For those of you who like quirk, at the Shinzan Shinto shrine in Oga, people spit into Kleenexes and shape them into a little wad. They throw the wad at the guardian figures in front of the shrine, aiming for the part of their bodies that needs healing. And for connection to the healing power of nature, visitors walk to the 1100-year-old tree. If you stand still and put your hand on the tree, it seems to be alive and breathing. The shrine is connected to Namahage, so of course, we wanted to know what that was. 

Also in Oga, at the only museum in Japan, and probably in the world, that is dedicated to the Namahage, we were introduced to a brilliant display of masks and costumes worn by the ogre-like mountain deities. They are bogeymen who visit houses to scare children who don’t obey their parents, and parents who are lazy, if such a thing exists in workaholic Japan. And then we experienced a visitation by two scary Namahage; luckily they didn’t know that I once took two hours off from work. 

Paul Ross, with permission
Source: Paul Ross, with permission

In Nigaata, one factoid may be of interest to you sake lovers. There are 1400 sake breweries in Japan and 98 of them are in Niigata. ’Nuff said. 

One of the most magical experiences of the trip was an overnight at Jonji temple with monks from the Soto sect of Buddhism. Usually, Japanese fishermen who want to pray for plentiful fish and safety at sea stay at the temple. We were the first foreign visitors. We ate vegetarian fare and learned to clean our dishes with … pickles. They are great at dislodging residue that is left on the bowls. At 5 the next morning, we attended a prayer service where they prayed for us, intoning our names. The ceremony involved gorgeous ritual and room-rattling taiko drums.

There were optional parts of the trip, and, except for one other woman, I was the only journalist who opted to do a blacksmithing workshop. You can never again say I don’t know how to make an iron nail. It was personal, fiery, and I love doing things I have never done before. I nailed it, so to speak, and would highly recommend you do the same. 

8) Yamagata Prefecture and Little Tree

Two years ago, Paul and I were privileged to spend several days in isolation with a Yamabushi master. The Yamabushi, mountain monks, were so powerful they were said to be able to control the weather. For 1500 years, the practices remained secret, and Master Hoshino, the man we studied with, decided the world is such a mess it’s time to make the practice available to others.

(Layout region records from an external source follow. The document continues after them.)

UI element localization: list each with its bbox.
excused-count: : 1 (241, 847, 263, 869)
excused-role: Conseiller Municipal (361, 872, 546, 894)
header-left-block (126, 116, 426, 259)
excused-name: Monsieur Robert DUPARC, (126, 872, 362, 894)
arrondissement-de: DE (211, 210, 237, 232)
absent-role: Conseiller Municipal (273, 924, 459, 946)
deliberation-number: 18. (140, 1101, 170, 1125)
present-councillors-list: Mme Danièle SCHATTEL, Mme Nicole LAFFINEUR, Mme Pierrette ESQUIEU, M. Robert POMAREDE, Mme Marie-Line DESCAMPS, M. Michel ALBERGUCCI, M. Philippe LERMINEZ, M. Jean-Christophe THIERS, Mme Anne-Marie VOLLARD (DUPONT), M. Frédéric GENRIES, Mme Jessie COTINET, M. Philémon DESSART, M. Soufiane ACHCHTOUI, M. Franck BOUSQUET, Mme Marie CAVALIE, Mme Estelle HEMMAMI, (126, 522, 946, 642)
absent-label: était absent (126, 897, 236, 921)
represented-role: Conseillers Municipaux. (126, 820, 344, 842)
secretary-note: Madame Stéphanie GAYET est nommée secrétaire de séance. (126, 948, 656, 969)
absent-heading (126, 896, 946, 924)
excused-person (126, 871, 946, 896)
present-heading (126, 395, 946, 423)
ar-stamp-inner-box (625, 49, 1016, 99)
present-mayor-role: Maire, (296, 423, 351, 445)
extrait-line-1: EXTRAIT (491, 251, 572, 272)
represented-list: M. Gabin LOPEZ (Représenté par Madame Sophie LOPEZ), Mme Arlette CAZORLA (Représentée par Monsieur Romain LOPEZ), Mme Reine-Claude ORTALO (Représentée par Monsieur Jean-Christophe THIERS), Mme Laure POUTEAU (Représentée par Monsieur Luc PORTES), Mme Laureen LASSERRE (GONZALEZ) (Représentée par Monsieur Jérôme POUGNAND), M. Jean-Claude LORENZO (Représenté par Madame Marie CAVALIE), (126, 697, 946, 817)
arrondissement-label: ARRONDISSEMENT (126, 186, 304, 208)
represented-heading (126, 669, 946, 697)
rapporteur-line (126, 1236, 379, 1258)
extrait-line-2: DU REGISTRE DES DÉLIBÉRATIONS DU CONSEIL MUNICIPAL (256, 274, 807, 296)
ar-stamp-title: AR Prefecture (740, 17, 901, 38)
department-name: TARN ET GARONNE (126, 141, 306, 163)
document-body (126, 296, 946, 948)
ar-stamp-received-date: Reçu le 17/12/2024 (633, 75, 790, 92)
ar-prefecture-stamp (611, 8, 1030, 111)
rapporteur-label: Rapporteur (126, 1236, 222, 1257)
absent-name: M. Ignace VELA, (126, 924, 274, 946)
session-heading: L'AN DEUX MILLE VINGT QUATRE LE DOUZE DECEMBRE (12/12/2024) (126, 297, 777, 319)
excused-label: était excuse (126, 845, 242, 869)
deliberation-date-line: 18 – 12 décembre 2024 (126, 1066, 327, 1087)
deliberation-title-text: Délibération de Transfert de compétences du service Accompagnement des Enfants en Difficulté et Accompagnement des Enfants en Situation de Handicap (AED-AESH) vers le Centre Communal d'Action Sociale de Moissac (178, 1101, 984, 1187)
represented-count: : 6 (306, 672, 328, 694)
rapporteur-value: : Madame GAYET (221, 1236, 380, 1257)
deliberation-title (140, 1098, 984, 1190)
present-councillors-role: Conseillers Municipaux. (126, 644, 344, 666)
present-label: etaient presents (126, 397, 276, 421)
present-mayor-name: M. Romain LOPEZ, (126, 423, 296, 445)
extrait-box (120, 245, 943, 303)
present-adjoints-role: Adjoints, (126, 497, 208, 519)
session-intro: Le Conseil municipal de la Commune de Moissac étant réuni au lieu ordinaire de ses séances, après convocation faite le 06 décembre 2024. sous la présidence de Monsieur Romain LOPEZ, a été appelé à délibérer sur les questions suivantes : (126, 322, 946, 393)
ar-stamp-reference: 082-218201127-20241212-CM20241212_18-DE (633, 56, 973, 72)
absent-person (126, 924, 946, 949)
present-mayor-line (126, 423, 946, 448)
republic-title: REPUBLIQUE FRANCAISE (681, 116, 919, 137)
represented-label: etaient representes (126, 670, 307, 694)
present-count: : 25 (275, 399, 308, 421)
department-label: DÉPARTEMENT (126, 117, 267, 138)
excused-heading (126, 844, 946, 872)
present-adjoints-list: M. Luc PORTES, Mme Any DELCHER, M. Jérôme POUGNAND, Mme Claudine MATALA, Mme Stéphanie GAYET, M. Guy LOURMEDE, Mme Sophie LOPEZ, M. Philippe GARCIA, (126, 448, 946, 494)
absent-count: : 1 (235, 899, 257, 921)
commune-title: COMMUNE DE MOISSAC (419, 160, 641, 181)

First, it was offered to Japanese, and then, since a monk I call Little Tree (his real name is Tak) could speak English, it was offered to westerners. Paul and I were the first two journalists/photographers to have the training and initiation. It is an ascetic practice, which means it can be physically very demanding. You go through a symbolic death and are reborn. But you have to trust me on this: if we did it, you can too. The experience with Master Hoshino is transformative, and you will remember it for the rest of your life (https://www.yamabushido.jp).

Dear friends and colleagues and future friends, I wish for you a trip to Japan this year or any other year of your choosing. The kindness, politeness, helpfulness, and grace of the people will move you to gratitude or even to tears. It is a trip that is good for the soul.